Horses

Top 10 Horses Of The 21st Century So Far With Their Incredibility

Hunted to extinction in the wild in the 1960s, today there are nearly 1,000 Przewalski’s horses at three sites in Mongolia, with more in China and Kazakhstan. The biggest population – numbering 423 – is in central Mongolia’s Hustai national park, the descendants of 84 animals airlifted from European zoos in the 1990s.

Each year they attract tens of thousands of visitors to this small patch of pristine mountain steppe just 100km from the capital, Ulaanbaatar.

“Before the reintroduction, nobody believed we could save this species,” says Dashpurev, who runs Hustai national park. Since then, the International Union for Conservation of Nature (IUCN) has downgraded the risk status of Przewalski’s horse twice: “Our biggest achievement,” he says.

The success stands in stark contrast to other parts of Mongolia.
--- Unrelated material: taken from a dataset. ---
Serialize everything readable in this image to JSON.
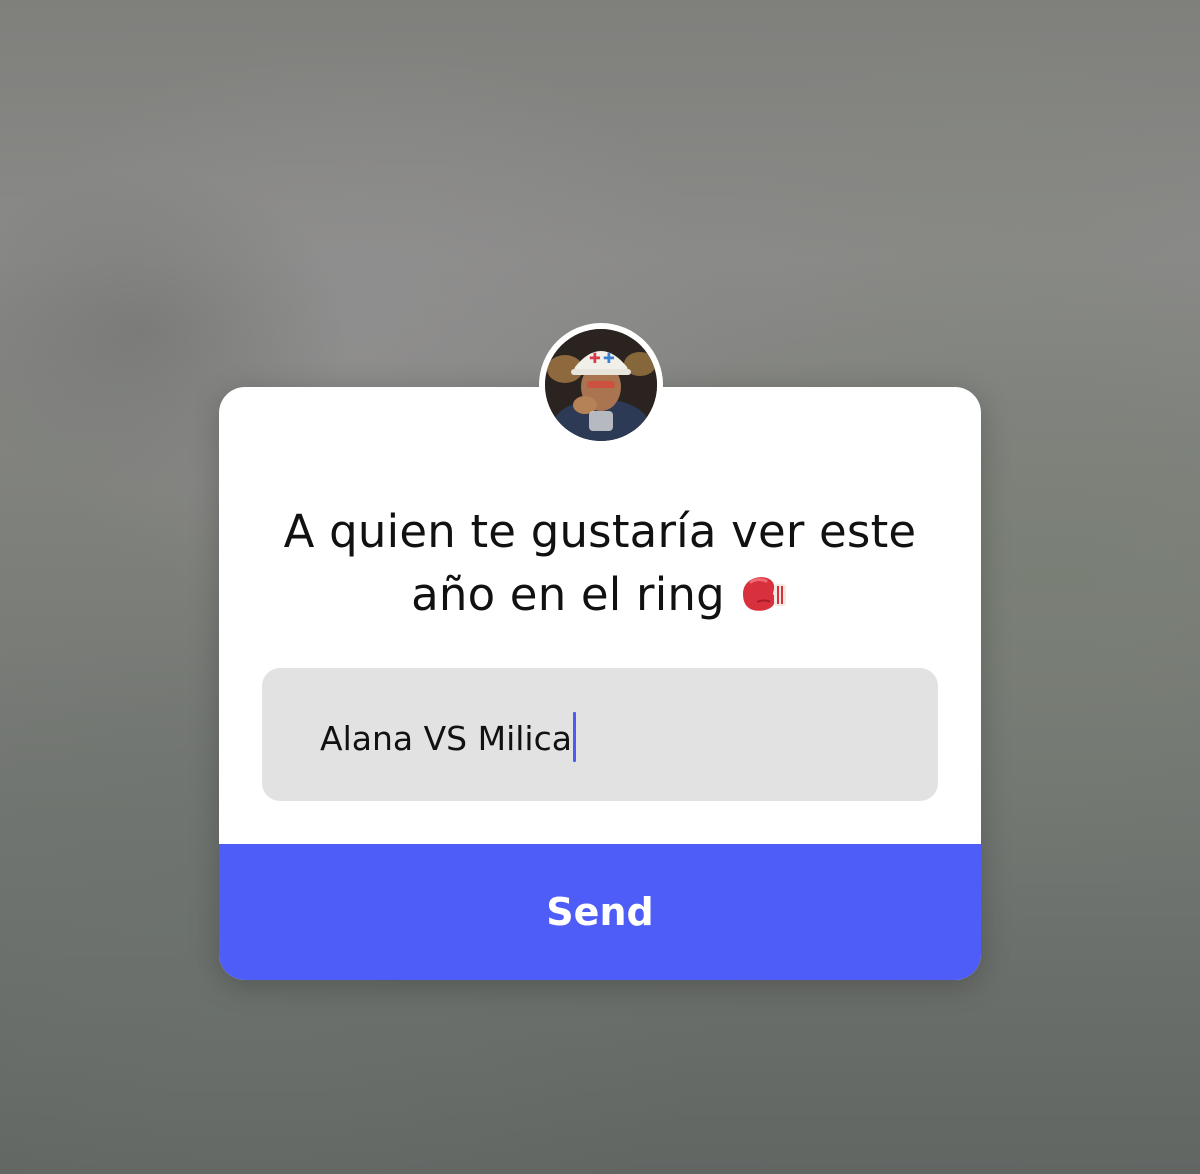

Over the past three decades, the country’s wildlife has been decimated by a combination of hunting, the climate crisis and overgrazing, with creeping desertification turning huge tracts of its vast grasslands into dust.

“Mongolia’s wildlife is in crisis,” says Tungaa Ulambayar, the local representative of the Zoological Society of London. “It is in real danger of being wiped out.”